PROBLEM (WHY? ): From our data exploration of the UPSERVE dataset, we noticed that there were quite a few anomalies. Anomalies could cost a restaurant a significant amount of money if the restaurant is unable to meet demand. How could we help mitigate the damage from these anomalies??
SOLUTION: Using time series anomaly detection, which mixes studentized residuals with Grubbs’ test, we will detect anomaly occurrences. Many anomalies do not just occur over one day. The idea is that if we can detect the occurrence of an anomaly the day after it happens, we can offer recommendations to the restaurant to help them capitalize on potential opportunities. (e.g. Nearby marathons)

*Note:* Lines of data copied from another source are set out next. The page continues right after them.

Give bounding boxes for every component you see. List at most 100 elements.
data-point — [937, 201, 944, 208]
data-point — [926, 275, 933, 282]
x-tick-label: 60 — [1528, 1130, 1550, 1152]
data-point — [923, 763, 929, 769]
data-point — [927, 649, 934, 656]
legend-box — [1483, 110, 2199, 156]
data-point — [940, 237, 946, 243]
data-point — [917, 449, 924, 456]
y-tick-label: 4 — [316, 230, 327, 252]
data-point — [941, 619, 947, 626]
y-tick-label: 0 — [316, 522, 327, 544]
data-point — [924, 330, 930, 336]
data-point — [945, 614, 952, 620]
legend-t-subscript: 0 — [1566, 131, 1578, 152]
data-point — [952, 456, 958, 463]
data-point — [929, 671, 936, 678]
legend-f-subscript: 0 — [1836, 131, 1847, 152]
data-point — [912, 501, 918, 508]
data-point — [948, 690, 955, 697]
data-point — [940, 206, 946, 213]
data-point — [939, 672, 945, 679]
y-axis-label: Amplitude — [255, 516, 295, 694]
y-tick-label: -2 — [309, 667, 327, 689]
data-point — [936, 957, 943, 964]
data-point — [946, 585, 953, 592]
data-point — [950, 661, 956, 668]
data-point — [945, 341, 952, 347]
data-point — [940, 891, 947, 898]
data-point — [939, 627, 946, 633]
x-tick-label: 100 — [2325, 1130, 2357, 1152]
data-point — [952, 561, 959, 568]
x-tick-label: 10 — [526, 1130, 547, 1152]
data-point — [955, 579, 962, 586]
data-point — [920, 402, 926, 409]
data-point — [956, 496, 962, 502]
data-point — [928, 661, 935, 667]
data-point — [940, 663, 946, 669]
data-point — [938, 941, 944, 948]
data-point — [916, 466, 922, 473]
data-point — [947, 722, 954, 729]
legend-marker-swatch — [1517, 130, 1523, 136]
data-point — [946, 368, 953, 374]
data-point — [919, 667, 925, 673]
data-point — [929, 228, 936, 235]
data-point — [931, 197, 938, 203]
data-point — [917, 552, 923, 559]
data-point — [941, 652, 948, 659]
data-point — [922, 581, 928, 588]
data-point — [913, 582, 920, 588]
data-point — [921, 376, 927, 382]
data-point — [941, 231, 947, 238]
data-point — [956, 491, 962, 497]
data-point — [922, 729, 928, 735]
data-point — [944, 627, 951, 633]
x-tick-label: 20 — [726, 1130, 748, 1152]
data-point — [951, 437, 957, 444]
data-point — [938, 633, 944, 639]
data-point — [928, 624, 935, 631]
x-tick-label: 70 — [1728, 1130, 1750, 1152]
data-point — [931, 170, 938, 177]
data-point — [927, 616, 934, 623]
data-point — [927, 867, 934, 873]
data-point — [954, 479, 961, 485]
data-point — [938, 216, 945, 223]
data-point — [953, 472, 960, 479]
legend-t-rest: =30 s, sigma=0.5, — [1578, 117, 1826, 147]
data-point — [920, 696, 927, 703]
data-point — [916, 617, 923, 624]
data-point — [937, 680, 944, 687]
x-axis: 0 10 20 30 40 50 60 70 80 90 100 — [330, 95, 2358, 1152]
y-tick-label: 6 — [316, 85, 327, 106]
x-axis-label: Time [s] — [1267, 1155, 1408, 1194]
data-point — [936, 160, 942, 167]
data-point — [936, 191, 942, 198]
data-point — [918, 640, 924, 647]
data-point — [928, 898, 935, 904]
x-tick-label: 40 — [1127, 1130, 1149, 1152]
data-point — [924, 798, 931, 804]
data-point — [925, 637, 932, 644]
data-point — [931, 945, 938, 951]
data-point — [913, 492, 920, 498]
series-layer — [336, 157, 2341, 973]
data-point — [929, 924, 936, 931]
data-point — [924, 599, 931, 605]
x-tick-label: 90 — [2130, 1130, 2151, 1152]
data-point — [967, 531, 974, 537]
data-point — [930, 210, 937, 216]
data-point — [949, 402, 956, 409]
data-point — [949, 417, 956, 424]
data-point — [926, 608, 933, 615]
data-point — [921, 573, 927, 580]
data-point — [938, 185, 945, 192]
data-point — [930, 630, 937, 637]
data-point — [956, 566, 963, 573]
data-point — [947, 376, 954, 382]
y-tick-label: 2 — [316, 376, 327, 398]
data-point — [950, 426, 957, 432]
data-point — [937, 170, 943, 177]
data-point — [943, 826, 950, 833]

USER INTERFACE: We implemented a local website UI that takes in a store id and then outputs a plot of sales revenue over a 30-day period, as well as whether the current revenue is an anomaly or not. If you are currently at an anomaly, the UI also outputs a list of events. (e.g. Nearby marathons)
WHERE UPSERVE COULD TAKE THIS: UPSERVE’s product currently gives restaurants percent changes in revenue. During our Datathon we did not have access to exact locations of restaurants. UPSERVE DOES have access to this and can combine that data with our anomaly detection model to give accuracy event listings and anomaly recommendations.